HDFC pitches for one-time loan recast for realty projects
Mumbai: Ahead of the presentation of the Union Budget 2020-21, largest pure play home financier HDFC on Tuesday pitched for a one-time loan recast for realty projects.
Its Chairman Deepak Parekh said lenders are not able to write new loans for projects because a new borrowing by an entity which is already a non performing asset, becomes an NPA on day one. The comments come amid difficult times faced by the realty sector, which has forced the government to announce a Rs 25,000 crore fund to push stuck projects.
It can be noted that the RBI has discontinued the practice of loan recast for the last few years, but has created an exception for small businesses after Governor Shaktikanta Das took over.
"We have requested the NHB (National Housing Bank, sector regulator) and others to take a relook at the provisioning and the NPA issue on projects that are stuck and need the last mile funding, Parekh told reporters.
We are talking to the regulators, we have spoken to the finance ministry, one time restructuring is absolutely necessary, he added.
Parekh said there have been precedents of similar one-time reliefs being allowed by the RBI in the past including in 1993 and also after the global financial crisis. He said there are a host of reasons beyond financial stress of the promoter alone which lead to NPAs in the case of realty projects, including lack of environmental, tree authority or NGT approvals, which stop a project from taking off.
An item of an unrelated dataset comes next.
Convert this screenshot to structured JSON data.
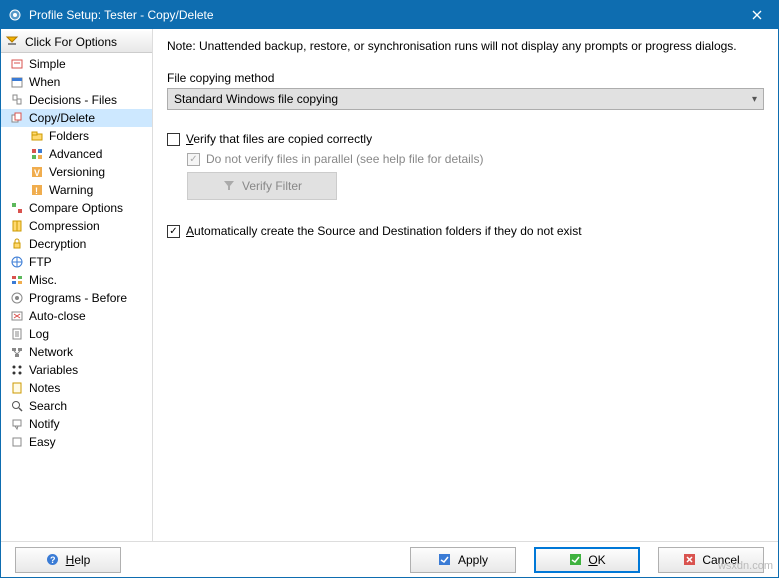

When asked if he has heard from either the regulator or the finance ministry, Parekh replied in the negative.
He welcomed the Rs 25,000 crore as a good beginning and added that the fund has already approved four proposals but did not share any details of the same.
HDFC has invested Rs 250 crore in the first Rs 12,500 crore fund anchored by SBI Caps and have a representative on the managing board, he said.
Parekh said the remainder fund of Rs 12,500 crore may be anchored by NIIF or some other fund. Meanwhile, when asked when he sees a revival in the realty market, Parekh asked investors to forget about their bets for the next five years on the residential side, hinting that a recovery is unlikely soon.
Parekh said while it is a good time to buy houses for staying, residential property investments may at best yield one or two per cent return if rented out and also said it is better not to rent those out.